TQ Construction

Some people don’t believe it’s right to throw away something that has value. For Ralph and Helene Belisle, that applies to houses, as well — and that’s why they started a home renovation company in their city, Vancouver.

In many ways, Vancouver is an exciting collision of contemporary and charming. One looks up at a downtown skyline filled with modern, Asian-influenced high-rises and down at cobblestone streets lined with brick buildings dating back to the Wild West.

But the Belisles were seeing too much of the old torn down to make way for the new. “I would fix almost anything before throwing it away,” says Ralph, a carpenter by trade. “Not only is it more ethical, I find it a lot more fun and interesting, as well.”

The Belisles started TQ Construction in 1985 with the goal of providing homeowners with high-quality craftsmanship and unique customization in the renovation of their homes. They want clients to know it can be worth it to simply stay put.

“People’s needs change, but often they really don’t want to move. We can show them how to hold on to what they truly love about their house, and build on it,” Ralph says. “It’s about retaining materials and labor which have value and history. It’s about taking a home that’s already good and making it even better.”

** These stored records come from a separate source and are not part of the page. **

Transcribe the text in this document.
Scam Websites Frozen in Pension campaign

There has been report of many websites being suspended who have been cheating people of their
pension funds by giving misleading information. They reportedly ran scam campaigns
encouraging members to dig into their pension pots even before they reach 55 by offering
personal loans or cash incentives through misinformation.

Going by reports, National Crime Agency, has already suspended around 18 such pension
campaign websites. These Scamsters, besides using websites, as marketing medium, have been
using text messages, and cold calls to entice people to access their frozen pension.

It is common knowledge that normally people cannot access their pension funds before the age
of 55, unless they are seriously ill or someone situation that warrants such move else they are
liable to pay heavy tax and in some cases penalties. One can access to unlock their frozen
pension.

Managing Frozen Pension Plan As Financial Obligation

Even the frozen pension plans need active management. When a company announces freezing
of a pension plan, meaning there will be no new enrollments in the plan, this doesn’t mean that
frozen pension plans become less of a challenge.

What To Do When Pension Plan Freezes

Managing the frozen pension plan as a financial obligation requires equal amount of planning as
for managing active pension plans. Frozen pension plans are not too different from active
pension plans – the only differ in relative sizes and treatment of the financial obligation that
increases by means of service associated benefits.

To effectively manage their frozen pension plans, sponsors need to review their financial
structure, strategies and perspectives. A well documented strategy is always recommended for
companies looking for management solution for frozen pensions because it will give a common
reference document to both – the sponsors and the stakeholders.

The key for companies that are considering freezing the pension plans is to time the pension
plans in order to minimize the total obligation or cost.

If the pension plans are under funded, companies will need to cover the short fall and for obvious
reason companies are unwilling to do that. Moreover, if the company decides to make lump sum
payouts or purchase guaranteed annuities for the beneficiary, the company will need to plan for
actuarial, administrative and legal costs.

Helene started out as the company’s bookkeeper, but she grew into a marketing role and she now focuses on promoting the company and developing its brand. She says she loves design and the way it can make a living environment exceptional.

More often than not, it’s simply a matter of opening up the floor plan. “Fifty years ago, rooms were smaller,” Helene says. “But they built good foundations and good frames back then. And older finishes are often beautiful and can’t be found elsewhere.”

Vancouver Market

One of the things in Vancouver that has particularly high value is the land upon which homes sit. “Expansion of the city is very limited,” Helene explains, “because of the mountains and the ocean. Therefore, real estate is very expensive and people don’t move around as much as they do in other cities.” 

Canada was largely immune to the real-estate bubble that hit the United States — partly because Canada has much stricter lending rules — and TQ’s business was unaffected during the recession, partly helped by the strong influx of affluent Asian immigrants to Vancouver. But with general consumer spending down — and frugality de rigueur these days — clients have been recently reluctant to plunk down large amounts on big projects, according to Helene. TQ’s projects typically range from $100,000 to $1.5 million.

Small Projects

So in April, TQ started a small project division, focused on bathroom and kitchen remodels, called Q Design Build (qdesignbuild.ca). “The market is changing, so we’re targeting smaller jobs,” Helene says. “Clients are simply being more careful about how they spend their money.”

Q Design Build is working on two projects so far: a kitchen for $70,000 and a bathroom for $30,000.

One thing that hasn’t changed, though, is style preferences. “For several years now, clients want modern design, clean looks, easy maintenance — that trend is not going away,” she says. “Granite countertops and stainless steel appliances are still in.”

TQ Construction, based in the Vancouver suburb of Burnaby, employs 25, including electricians, administrators, designers, carpenters and project managers.

TQ is a full-service company and has long-standing relationships with every professional and trade that could be involved in home design and construction.

“I believe that what we do here at TQ improves not only our customers’ homes, but the quality of their lives,” she says. “They bring us their problems — whether they concern additional space requirements, flow, livability, outdated décor or a need for improved sustainability — and we offer solutions.”